Tempo Smart Calendar App Boasts Siri Pedigree And A Calendar That Thinks For Itself

This Calendar's Siri-Like Origins Let It Think For Itself

According to entrepreneur Raj Singh, smartphones have so far failed to live up to their name.

As Singh sees it, that Android or iPhone in your pocket is more accurately a “semi-dumb” phone with a suite of apps -- for emailing, note-taking, tracking contacts and scheduling events -- that are at best digitized versions of the paper originals.

But he has a solution: build a calendar with a brain, then teach it to think for itself.

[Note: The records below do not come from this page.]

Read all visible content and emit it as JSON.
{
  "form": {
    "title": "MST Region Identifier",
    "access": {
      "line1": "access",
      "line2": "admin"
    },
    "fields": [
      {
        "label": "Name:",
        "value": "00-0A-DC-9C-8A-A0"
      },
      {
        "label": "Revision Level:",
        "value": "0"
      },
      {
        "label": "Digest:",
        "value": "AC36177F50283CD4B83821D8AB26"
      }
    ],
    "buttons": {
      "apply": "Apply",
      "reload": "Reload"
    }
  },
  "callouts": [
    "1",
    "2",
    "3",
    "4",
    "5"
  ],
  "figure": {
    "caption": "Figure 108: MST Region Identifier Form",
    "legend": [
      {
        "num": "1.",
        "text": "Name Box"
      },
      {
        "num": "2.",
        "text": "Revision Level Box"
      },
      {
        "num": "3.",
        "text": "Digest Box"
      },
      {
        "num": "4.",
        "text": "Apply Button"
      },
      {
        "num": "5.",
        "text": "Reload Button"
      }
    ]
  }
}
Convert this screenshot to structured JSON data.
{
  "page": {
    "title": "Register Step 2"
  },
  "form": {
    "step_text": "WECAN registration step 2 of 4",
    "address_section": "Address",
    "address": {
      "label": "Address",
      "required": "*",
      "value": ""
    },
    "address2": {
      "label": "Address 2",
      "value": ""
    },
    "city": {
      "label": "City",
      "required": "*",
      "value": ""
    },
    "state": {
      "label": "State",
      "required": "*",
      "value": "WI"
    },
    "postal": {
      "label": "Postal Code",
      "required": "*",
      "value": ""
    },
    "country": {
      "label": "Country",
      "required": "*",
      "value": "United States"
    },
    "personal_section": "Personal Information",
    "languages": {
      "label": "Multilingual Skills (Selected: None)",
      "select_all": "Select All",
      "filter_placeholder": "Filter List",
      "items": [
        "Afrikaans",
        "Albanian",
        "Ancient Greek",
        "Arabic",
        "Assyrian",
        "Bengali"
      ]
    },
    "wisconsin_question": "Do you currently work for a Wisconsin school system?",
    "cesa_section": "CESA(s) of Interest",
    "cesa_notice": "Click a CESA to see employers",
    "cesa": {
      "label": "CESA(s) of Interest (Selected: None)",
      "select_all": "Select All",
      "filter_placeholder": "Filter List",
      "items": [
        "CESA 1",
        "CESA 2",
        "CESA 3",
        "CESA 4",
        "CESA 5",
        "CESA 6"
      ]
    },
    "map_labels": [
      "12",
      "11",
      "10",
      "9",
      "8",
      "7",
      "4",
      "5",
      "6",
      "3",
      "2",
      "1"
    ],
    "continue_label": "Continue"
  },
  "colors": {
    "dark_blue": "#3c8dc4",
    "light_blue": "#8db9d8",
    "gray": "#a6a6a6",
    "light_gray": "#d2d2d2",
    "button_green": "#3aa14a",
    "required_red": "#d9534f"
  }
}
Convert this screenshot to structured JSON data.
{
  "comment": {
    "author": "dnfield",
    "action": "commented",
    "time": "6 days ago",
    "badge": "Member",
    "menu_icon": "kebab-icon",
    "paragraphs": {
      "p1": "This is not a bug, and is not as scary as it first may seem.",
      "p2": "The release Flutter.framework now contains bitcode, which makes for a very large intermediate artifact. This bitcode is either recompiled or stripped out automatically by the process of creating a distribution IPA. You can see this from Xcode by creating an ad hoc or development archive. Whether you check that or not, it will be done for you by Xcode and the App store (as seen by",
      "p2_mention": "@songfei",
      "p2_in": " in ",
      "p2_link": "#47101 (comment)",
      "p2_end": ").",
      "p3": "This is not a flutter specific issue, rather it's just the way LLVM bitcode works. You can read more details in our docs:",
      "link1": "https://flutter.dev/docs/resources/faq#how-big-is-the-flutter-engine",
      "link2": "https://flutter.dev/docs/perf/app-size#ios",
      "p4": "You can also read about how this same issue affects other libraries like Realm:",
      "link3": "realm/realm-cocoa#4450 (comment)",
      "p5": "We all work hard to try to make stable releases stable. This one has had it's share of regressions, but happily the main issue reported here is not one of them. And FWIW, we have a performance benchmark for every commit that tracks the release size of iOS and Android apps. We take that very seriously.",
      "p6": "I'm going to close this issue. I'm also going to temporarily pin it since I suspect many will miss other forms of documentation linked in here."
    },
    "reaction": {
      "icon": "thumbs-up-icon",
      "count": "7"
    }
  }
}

Singh, co-founder and CEO of Tempo AI, is adding to a growing number of artificially intelligent assistants with the launch of a new app, the Tempo Smart Calendar, that draws on research from the same project that provided the building blocks for Apple’s Siri.

While existing calendars know as much as users tell them and little more, Tempo Smart Calendar leverages artificial intelligence and personal data to not only track a person’s commitments, but understand the intent of her scheduled plans, predict what she needs to know ahead of each event and call up all the information she’ll require for a meeting. That could include everything from relevant documents and important emails, to a map of the destination and the cellphone number of the person someone is going to meet.

“When we were thinking about what the next generation of assistants would be, we said, ‘Let’s take Siri and add context to Siri,’” explained Singh.

But he was also conscious of creating an assistant that wouldn't overwhelm users with a barrage of suggestions and extraneous tips (Think Microsoft's over-eager assistant Clippy). “The calendar is a way to add an assistant-like functionality to the user experience in a way that doesn’t feel noisy,” said Singh.

Like a human assistant, the Tempo Smart Calendar app, released Wednesday for iOS devices, is meant to learn a person’s routine and then anticipate what the user will look for before the user specifies it -- even with very little information to go by.

I tested the app’s mettle by creating a vaguely-named calendar entry identified only as “Interview Korean radio.” When I opened the event in the Tempo Smart Calendar app, it pulled up four email threads it deemed relevant -- including the key email in which in which I’d set up the call -- along with two documents from my email inbox it thought would be helpful. To its credit, they were precisely the two documents I would have wanted.

tempo smart calendar

In another test, I created the appointment “Lunch Alissa Pain Quotidian.” The app not only summoned up emails, but offered up a map of the restaurant’s location (together with its phone number, website, Foursquare rating, Yelp review and nearby parking lots). And, by searching through the content of those emails, Tempo Smart Calendar identified the contact information for the people it reasoned had been invited to the event (the correct Alissa was among the three it suggested). The app also offered a way I could, in just a click or two, message Alissa to tell her I’d be running a few minutes late, without digging around for her cellphone number or email address on my own.

tempo smart calendar app

Not all entries get the same special treatment, however. A reminder to “go to the gym” won’t look all that different on Tempo’s app, and Singh notes that the company is trying to determine what information would be most helpful for those types of events. Would it be a map? A motivational quote? A picture?

The startup has gathered data on the most common types of calendar entries -- team meetings, working lunches, business dinners and other corporate America pastimes -- and has prioritized enhancing those events. If you have a conference call on your calendar, the Tempo Smart Calendar app will auto-dial into the call. In addition, a calendar entry with a flight number will automatically call up flight status information, and a birthday reminder gives the option to post a birthday message to a friend's Facebook wall.

Like Siri, Tempo was spun out from SRI International, a non-profit research lab that oversees technology research funded by companies, government organizations and institutions. And like Siri, Tempo has leveraged technology from the Defense Department-funded CALO project, a five–year effort that united hundreds of artificial intelligence leaders under the mission to build a “Cognitive Assistant that Learns and Organizes.” The Smart Calendar app has integrated several of CALO’s most noteworthy features, including Emma (a "personalized calendar management assistant") and PrepPak (AI technology that could summon up important messages and documents).

“There’s a wave of assistants coming,” Singh said. “It’s a new layer that’s coming to all applications.”